先日縁あって同居人となった異界の男。女の一人暮らしにと何だかんだと話し合いはあったが今では大分馴染んできた。幸い家は広く成人男性1人転がりこもうとも心配はないし、養えるだけの収入も蓄えもある。見境なく女に手出しするタイプでもないと彼女は視っていた。故に最終的には迎え入れたのだ。これがとんでもない悪人だったなら話は変わっていた。

しかし視て、知っていたから覚悟はしていたが同居人となったコラソンことロシナンテは相当なドジっ子属性らしく。ただ歩いてるだけなのに転ぶ、煙草を吸えば100%自身に引火等々数えきれないドジをここ数日で見事に披露してくれた。この音もきっと何か割ったのだろう。二次災害を防ぐべく足早に音のした方向… 台所へと向かった。手遅れでなければいいが。

『ロシーくん』
「!!!!」
『あぁ、ぐい呑み割ったんか』

食器棚の前で踞る人影に話し掛ければ面白いぐらいに驚き狼狽え。こちらへ振り向くコラソンの脇から床に散らばる欠片を見た。それは日頃自分が酒を飲む際好んで使用していた酒器で。見る影もなく粉々になっていた。

素直に残念だなと思う。白い縁取りに青い塗りが富士のようで気に入っていたのに。それでもそれだけだ。意気消沈するほどのことではない。まずは自分よりも落ち込んでしまっているこの大男を慰めよう。彼はその体躯に似合わず繊細だから。まったく、自分より十は年上なくせになぁ。
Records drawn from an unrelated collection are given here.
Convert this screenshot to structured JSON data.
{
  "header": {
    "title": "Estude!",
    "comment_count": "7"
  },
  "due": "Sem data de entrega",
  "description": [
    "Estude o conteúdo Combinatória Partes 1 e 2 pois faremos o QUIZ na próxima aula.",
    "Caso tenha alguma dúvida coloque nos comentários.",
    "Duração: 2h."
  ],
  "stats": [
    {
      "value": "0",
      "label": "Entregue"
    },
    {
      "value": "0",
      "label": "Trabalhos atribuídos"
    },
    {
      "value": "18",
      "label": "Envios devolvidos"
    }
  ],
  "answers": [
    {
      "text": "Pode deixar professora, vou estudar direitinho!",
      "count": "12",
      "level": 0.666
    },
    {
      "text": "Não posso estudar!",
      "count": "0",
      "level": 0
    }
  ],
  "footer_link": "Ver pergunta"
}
「すっ、すまない六月一日!洗った食器を仕舞おうとしただけなんだ…!!」
『分かっとるよ、そんな慌てんでも大丈夫。わざと割るような野郎とは思ってねーよ』
「…でも、これはお前が気に入ってたやつだろう…。」
『まぁね。けど物はいつか壊れっし。気にしとらんさ』

そう。物はいつか壊れる。それがたまたま今回コラソンの手によってなだけでいずれ来る結末は同じだ。残念だという気持ちは本物だが大体の物事に対して執着しない性質。こういう時そうで良かったなと考える。
その言葉にコラソンは殊更に申し訳なさそうな顔をする。こうして彼が物を壊すのは何もこれが初めてではない。花瓶に茶碗に掛け軸に… こないだは庭の木もダメにしかけたか。その度に彼女は怒ることもせずただただしょうがないと笑って済ませる。いっそ怒鳴り付けてくれたら楽なのにとコラソンは思うが言わない。

割れてしまったぐい呑み。破片を踏んで怪我してしまわないようにすぐに片付けようとコラソンは見るも無惨なぐい呑みに手を伸ばす。もう少しで欠片に触れるというところでその男らしくも長い指を細く女らしい指が掬う。
青いマニキュアに目が留まった。

『ロシーくんは怪我しとらん?』
「あっ、あぁ」
『そう。なら良かった。人は物みたいにいかんからね。怪我をしたら治るのに時間がかかる。君に、怪我がないほうがうんと大事だよ』
「…!!!」
『さぁ、これは一緒に片付けよう。二人でやったほうが速いっしょ?』

彼女が回答を待っている。
けれどコラソンは答えられなかった。顔の熱と沸き上がる感情に揺さぶられていたから。

こんな風にときめかされるならいっそ。怒鳴ってくれたほうが何倍もいい。